Educazione civica a scuola, i sindaci italiani vogliono che diventi disciplina autonoma

E’ partita il 20 luglio la raccolta firme per la proposta di legge d’iniziativa popolare sostenuta da Anci che prevede l’introduzione dell’ora di educazione civica nelle scuole di ogni ordine e grado. La proposta dovrà essere consegnata in Parlamento entro il 31 dicembre 2018 e prevede che l’insegnamento possa essere affidato ai docenti abilitati nelle classi di concorso per l’italiano, la storia, la filosofia, il diritto e l’economia.
L’iniziativa è partita dal Comune di Firenze ed è volta ad incrementare la conoscenza dei principi costituzionali, la consapevolezza rispetto ai beni di tutti e il senso di appartenenza alla comunità nelle nuove generazioni.
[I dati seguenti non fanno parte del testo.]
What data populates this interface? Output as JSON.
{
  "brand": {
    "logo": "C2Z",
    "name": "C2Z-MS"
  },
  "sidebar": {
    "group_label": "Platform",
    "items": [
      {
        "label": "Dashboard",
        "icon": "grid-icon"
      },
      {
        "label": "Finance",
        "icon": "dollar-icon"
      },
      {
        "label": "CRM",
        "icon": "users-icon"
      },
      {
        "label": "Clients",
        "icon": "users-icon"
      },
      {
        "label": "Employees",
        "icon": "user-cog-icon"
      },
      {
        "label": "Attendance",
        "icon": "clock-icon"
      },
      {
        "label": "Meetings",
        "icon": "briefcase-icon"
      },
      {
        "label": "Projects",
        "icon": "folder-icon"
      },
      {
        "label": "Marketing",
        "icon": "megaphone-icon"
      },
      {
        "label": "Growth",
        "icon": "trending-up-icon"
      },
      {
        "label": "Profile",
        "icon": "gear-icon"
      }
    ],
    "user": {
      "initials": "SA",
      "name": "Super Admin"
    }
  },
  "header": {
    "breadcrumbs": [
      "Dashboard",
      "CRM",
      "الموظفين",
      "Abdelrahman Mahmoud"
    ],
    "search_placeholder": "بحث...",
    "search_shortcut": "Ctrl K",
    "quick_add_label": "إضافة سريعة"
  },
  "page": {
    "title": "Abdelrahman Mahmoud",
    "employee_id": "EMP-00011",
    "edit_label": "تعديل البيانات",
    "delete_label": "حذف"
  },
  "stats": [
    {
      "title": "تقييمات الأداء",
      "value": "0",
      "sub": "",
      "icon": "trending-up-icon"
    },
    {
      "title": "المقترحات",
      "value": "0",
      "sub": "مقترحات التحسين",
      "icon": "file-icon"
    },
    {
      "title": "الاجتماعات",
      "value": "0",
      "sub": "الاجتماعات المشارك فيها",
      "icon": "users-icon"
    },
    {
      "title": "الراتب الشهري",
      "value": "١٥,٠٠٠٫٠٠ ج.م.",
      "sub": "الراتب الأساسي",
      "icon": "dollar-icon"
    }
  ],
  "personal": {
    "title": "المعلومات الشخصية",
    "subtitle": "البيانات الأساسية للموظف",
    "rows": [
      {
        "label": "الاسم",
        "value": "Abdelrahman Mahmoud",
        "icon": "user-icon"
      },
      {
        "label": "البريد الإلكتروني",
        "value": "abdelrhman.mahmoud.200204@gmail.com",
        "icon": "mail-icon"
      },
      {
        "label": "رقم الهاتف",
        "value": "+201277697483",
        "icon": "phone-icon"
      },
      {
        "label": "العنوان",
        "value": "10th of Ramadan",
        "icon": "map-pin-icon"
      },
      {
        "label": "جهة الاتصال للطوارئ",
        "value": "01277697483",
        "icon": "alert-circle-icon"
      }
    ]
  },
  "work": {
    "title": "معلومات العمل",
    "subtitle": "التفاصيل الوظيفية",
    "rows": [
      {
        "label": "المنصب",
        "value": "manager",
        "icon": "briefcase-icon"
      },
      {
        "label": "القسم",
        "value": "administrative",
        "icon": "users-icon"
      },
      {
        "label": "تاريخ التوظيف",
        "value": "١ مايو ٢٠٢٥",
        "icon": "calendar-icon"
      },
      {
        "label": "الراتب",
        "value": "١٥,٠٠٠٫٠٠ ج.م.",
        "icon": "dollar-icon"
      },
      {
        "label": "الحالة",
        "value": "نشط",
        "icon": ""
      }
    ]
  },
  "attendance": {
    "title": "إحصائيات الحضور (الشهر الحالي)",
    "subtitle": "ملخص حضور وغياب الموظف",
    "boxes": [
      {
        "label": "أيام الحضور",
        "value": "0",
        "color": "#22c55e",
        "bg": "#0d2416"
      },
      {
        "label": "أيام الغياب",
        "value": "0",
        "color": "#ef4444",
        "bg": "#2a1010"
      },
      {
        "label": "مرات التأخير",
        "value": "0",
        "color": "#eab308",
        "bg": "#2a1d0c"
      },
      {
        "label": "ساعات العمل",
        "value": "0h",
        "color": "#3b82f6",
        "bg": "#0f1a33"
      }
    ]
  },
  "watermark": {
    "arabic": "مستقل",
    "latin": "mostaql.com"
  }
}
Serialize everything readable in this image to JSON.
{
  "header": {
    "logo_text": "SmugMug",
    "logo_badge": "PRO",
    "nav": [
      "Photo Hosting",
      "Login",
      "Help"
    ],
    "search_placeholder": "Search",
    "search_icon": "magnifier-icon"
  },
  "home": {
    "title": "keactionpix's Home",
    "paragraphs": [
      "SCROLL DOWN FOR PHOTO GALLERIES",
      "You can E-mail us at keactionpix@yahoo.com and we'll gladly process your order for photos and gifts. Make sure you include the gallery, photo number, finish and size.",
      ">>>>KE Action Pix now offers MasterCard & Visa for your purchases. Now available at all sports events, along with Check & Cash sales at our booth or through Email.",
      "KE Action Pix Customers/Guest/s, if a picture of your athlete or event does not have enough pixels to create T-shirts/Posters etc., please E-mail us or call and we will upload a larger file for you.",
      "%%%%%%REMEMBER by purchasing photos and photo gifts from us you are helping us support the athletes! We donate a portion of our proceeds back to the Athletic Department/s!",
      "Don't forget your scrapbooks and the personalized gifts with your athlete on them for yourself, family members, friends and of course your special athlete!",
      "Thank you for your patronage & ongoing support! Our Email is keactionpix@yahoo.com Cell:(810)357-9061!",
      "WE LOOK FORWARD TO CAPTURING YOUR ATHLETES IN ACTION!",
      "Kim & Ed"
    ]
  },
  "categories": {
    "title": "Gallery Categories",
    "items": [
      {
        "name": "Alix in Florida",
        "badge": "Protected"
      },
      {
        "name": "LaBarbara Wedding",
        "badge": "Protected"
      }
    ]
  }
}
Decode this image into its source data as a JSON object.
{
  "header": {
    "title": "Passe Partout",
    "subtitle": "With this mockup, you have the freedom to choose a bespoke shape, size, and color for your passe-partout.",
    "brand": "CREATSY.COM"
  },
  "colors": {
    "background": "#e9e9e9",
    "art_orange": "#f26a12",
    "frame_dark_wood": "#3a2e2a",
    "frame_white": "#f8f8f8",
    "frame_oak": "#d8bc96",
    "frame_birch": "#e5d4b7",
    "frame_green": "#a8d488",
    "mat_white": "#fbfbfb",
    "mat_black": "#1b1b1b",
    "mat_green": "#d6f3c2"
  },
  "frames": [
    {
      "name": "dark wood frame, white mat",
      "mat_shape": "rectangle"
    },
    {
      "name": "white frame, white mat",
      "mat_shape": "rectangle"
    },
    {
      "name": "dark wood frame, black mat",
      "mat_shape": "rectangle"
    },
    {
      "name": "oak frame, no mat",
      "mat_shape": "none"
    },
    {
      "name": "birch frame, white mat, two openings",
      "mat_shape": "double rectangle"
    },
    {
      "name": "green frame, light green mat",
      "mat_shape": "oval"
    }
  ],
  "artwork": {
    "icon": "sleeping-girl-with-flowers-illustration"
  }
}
Non solo: tra gli obiettivi principali, anche lo studio dei diritti umani, l’educazione digitale, l’educazione ambientale, elementi fondamentali di diritto ed educazione alla legalità.
Troppe volte assistiamo a chi butta carte o cicche per terra, troppe volte vediamo chi viola le regole del codice della strada o manca di rispetto agli altri. Tutto questo deriva dalla mancata considerazione effettiva delle regole minimali di cittadinanza” sostiene Dario Nardella, sindaco di Firenze.
In Italia, il secondo dopoguerra è stato caratterizzato proprio dall’introduzione dell’insegnamento di educazione civica come rimedio al precedente indottrinamento fascista. Tuttavia, la disciplina non divenne mai una vera e propria materia per evitare che si trasformasse in propaganda politica.
Fu Aldo Moro, nel 1958, ad introdurre due ore al mese obbligatorie di educazione civica nelle scuole medie e superiori affidate al professore di storia. Moro era convinto della necessità di rendere consapevoli le nuove generazioni delle raggiunte conquiste morali e sociali che costituivano “sacro retaggio del popolo italiano”.
Negli anni, l’insegnamento ha cambiato nome e ambito di collocazione: nel 1979, l’insegnamento della Costituzione venne relegato solo alla terza classe della scuola media e nel 1985 cambiò nome in “Educazione alla convivenza democratica” all’interno della materia “Studi sociali”.
Nel 2003, la Moratti propose la “Educazione alla convivenza civile” nella scuola primaria. E’ il 2008 quando la Gelmini cambia il nome in “Cittadinanza e Costituzione” basata su cinque punti: educazione ambientale, educazione stradale, educazione sanitaria, educazione alimentare e Costituzione Italiana.
Ad oggi, non si parla di una vera e propria disciplina, ma di un insegnamento interdisciplinare affidato ai docenti di materie umanistiche senza testi obbligatori, solo “consigliati”. I docenti, però, preferiscono portare a termine i programmi delle proprie materie, piuttosto che dare spazio ad una materia appendice come l’educazione civica.
Dopo l’episodio di bullismo in una scuola di Lucca, Matteo Salvini aveva proposto di riportare l’educazione civica nelle scuole per poter placare la violenza. Sulla stessa lunghezza d’onda la proposta presentata dalla Lega a inizio giugno sull’insegnamento dell’educazione civica a cadenza settimanale nelle scuole primarie e secondarie, con un focus specifico sull’educazione alla legalità e il contrasto al bullismo, l’educazione ambientale, stradale, alimentare e il contrasto delle dipendenze.
Ispirati da modelli fluidi e sprovvisti di punti di riferimento, i giovani di oggi avrebbero bisogno di ritrovare nella scuola quella guida in grado di insegnare una cultura edificante anche a livello morale, non solo intellettuale.
Si tratta di sviluppare nei ragazzi quel senso civico che li porti a comprendere che l’osservanza delle regole non è limitante, che il rispetto degli altri non è per i deboli e che la conoscenza dei propri diritti e doveri li schiererà, un giorno, dalla parte giusta.